Tuesday, October 12, 2010

Marriage Cannot Find Love Like One's Heart

How is it that the truest love is always forbidden? The arrangements of marriage, though should be followed and not dismissed, leave little hope for love found in its truest form. Tristan and Isolde have a love deeper than that of Isolde and Mark, should this be? The union of marriage does not account for feeling but rather follows a pattern of ancestry to keep bloodlines. Is that love? Of course not! Therefore leaving the power of love to be diminished to wishful thinking. Should a wife have to make herself deny what she truly feels to keep the sanctity of marriage? I know that Mark feels he truly loves Isolde but is that only his Mind overruling his Heart?

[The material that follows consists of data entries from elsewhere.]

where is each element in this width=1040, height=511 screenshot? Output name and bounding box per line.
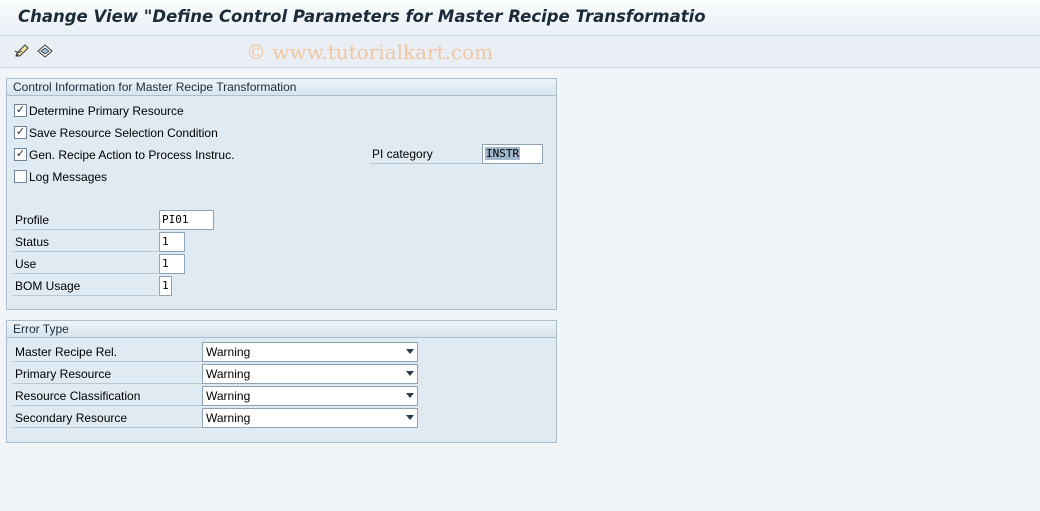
chevron-down-icon — [406, 371, 414, 376]
primary-resource-dropdown[interactable]: Warning — [202, 364, 418, 384]
gen-recipe-action-checkbox[interactable]: ✓ — [14, 148, 27, 161]
save-resource-selection-label: Save Resource Selection Condition — [29, 126, 218, 140]
pi-category-label: PI category — [370, 144, 482, 164]
checkbox-row-save-resource-selection: ✓ Save Resource Selection Condition — [13, 123, 313, 143]
primary-resource-value: Warning — [206, 367, 251, 381]
watermark-text: © www.tutorialkart.com — [246, 40, 494, 64]
determine-primary-resource-checkbox[interactable]: ✓ — [14, 104, 27, 117]
checkbox-row-determine-primary-resource: ✓ Determine Primary Resource — [13, 101, 313, 121]
log-messages-label: Log Messages — [29, 170, 108, 184]
resource-classification-value: Warning — [206, 389, 251, 403]
other-entry-icon[interactable] — [36, 42, 54, 60]
error-group-title: Error Type — [7, 321, 556, 338]
checkbox-row-gen-recipe-action: ✓ Gen. Recipe Action to Process Instruc. — [13, 145, 313, 165]
use-input[interactable]: 1 — [159, 254, 185, 274]
secondary-resource-label: Secondary Resource — [13, 408, 202, 428]
secondary-resource-value: Warning — [206, 411, 251, 425]
profile-label: Profile — [13, 210, 158, 230]
gen-recipe-action-label: Gen. Recipe Action to Process Instruc. — [29, 148, 235, 162]
status-label: Status — [13, 232, 158, 252]
profile-input[interactable]: PI01 — [159, 210, 214, 230]
main-content: Control Information for Master Recipe Tr… — [0, 69, 1040, 511]
bom-usage-input[interactable]: 1 — [159, 276, 172, 296]
use-label: Use — [13, 254, 158, 274]
edit-pencil-icon[interactable] — [13, 42, 31, 60]
resource-classification-label: Resource Classification — [13, 386, 202, 406]
pi-category-input[interactable]: INSTR — [482, 144, 543, 164]
master-recipe-rel-label: Master Recipe Rel. — [13, 342, 202, 362]
error-type-group: Error Type Master Recipe Rel. Warning Pr… — [6, 320, 557, 443]
chevron-down-icon — [406, 415, 414, 420]
determine-primary-resource-label: Determine Primary Resource — [29, 104, 184, 118]
master-recipe-rel-value: Warning — [206, 345, 251, 359]
primary-resource-label: Primary Resource — [13, 364, 202, 384]
log-messages-checkbox[interactable] — [14, 170, 27, 183]
master-recipe-rel-dropdown[interactable]: Warning — [202, 342, 418, 362]
resource-classification-dropdown[interactable]: Warning — [202, 386, 418, 406]
chevron-down-icon — [406, 393, 414, 398]
status-input[interactable]: 1 — [159, 232, 185, 252]
control-information-group: Control Information for Master Recipe Tr… — [6, 78, 557, 310]
chevron-down-icon — [406, 349, 414, 354]
control-group-title: Control Information for Master Recipe Tr… — [7, 79, 556, 96]
secondary-resource-dropdown[interactable]: Warning — [202, 408, 418, 428]
window-title: Change View "Define Control Parameters f… — [18, 7, 706, 26]
checkbox-row-log-messages: Log Messages — [13, 167, 313, 187]
application-toolbar: © www.tutorialkart.com — [0, 36, 1040, 68]
title-bar: Change View "Define Control Parameters f… — [0, 0, 1040, 36]
save-resource-selection-checkbox[interactable]: ✓ — [14, 126, 27, 139]
pi-category-value: INSTR — [485, 147, 521, 160]
bom-usage-label: BOM Usage — [13, 276, 158, 296]
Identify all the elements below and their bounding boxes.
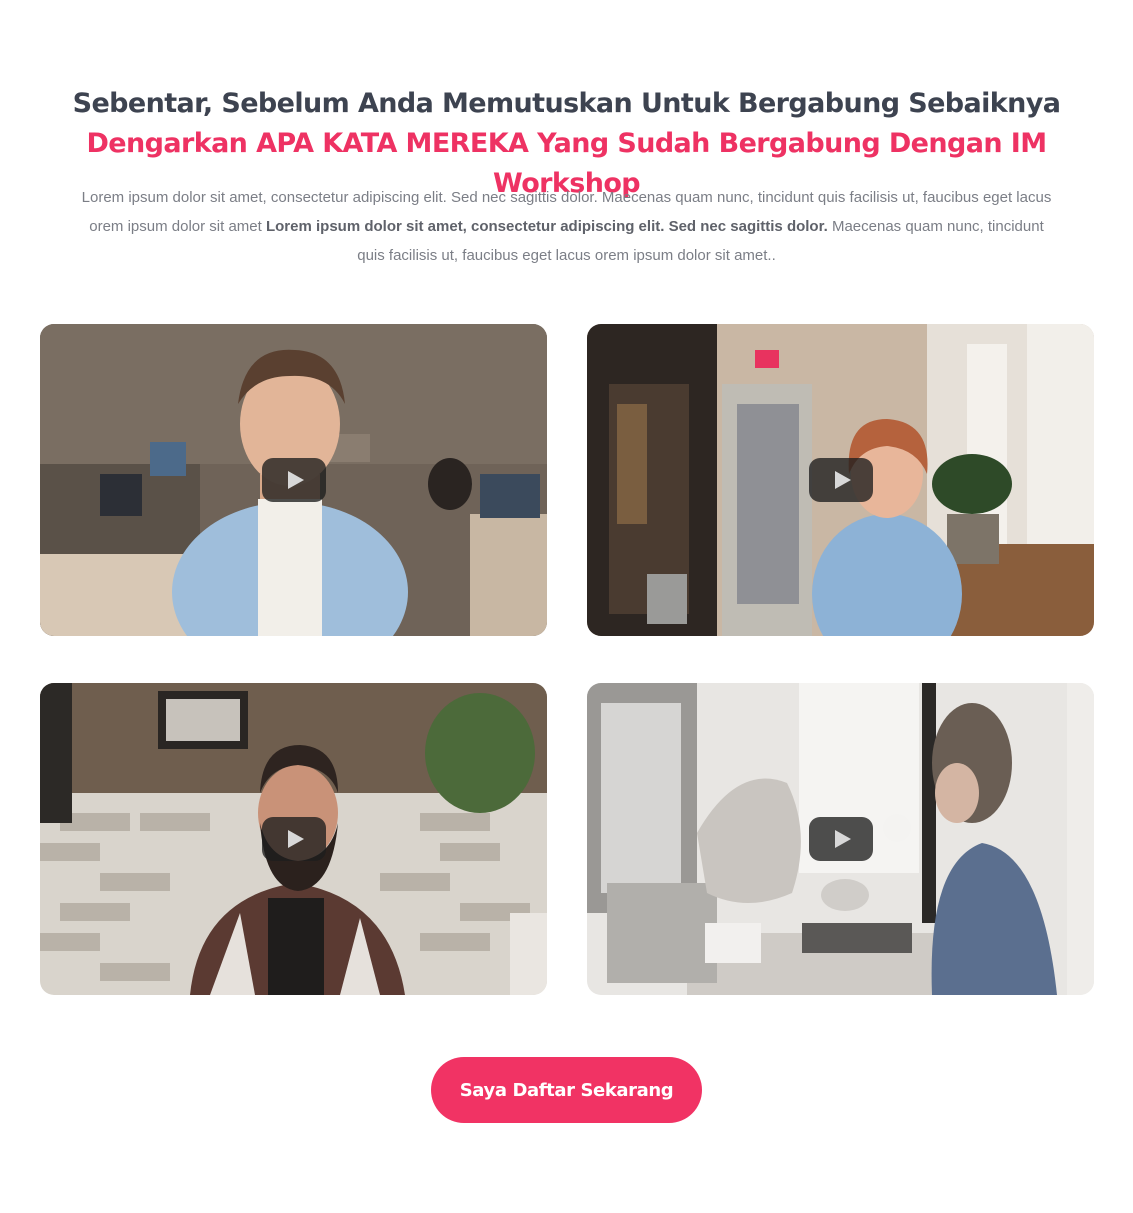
play-icon[interactable] xyxy=(261,458,326,502)
play-icon[interactable] xyxy=(261,817,326,861)
testimonial-video-4[interactable] xyxy=(587,683,1094,995)
play-icon[interactable] xyxy=(808,458,873,502)
register-now-button[interactable]: Saya Daftar Sekarang xyxy=(431,1057,702,1123)
play-icon[interactable] xyxy=(808,817,873,861)
testimonial-video-3[interactable] xyxy=(40,683,547,995)
testimonial-video-2[interactable] xyxy=(587,324,1094,636)
intro-bold-text: Lorem ipsum dolor sit amet, consectetur … xyxy=(265,218,828,235)
heading-dark-text: Sebentar, Sebelum Anda Memutuskan Untuk … xyxy=(72,88,1061,119)
intro-paragraph: Lorem ipsum dolor sit amet, consectetur … xyxy=(80,183,1053,270)
testimonial-video-1[interactable] xyxy=(40,324,547,636)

Isolde is not seen as a prize to Tristan, but a lover. I feel that Mark is most unruly in banishing Tristan because Isolde is not seen as a human so much as a prize. Knowing of Tristan’s love for his wife, that was won not freely chosen, makes Mark angry like a child that sees someone else using their toys. Does Mark not think his wife, perhaps, wanted to choose her own lover (if Isolde even thinks of Mark as her lover, at all)? The idea of love as a real force is often denied but where it is as powerful as the love between Tristan and Isolde, it should be cherished.

3 comments:

John said...

Any love that goes against the commandments of God is not real love. All love must be in observance of the Lord our God. Tristan and Isolde need to respect the laws that have been set forth by God. In spite of their frivalities I appreciate Tristan's abilities as knight, now if other knights could be as skilled as him, but held their observances to the Lord we could all be better off.

Christabel said...

I must speak my heart and say that to me Isolde was the wife of my body, the one that I vowed to cherish and protect before God and my kingdom. When I saw that my wife had not only broken her vow to me, but had treated me with contempt in her evasions and subterfuges, I lost all reason. This does not excuse my actions but neither does love, even the deepest, most profound, excuse the actions of a wife who betrays her marriage vow. What good it is to swear before the Almighty himself, only to cast it aside?

Isolde said...

Does the noble King Mark presume then that my love is not but true in thy heart? That because you see it as sinful, that it is not real and alive? Oh! But, kind Sir that is what I feel in my heart, true love under Gods witness and I'm not ashamed! I do feel sorry that it had to happen this way, that I had to betray you, but in following my heart I felt that that was truly what God wanted. Furthermore, how happy would you have been to know that, if I had stayed with you in your kingdom, that my heart and mind were with another man far away?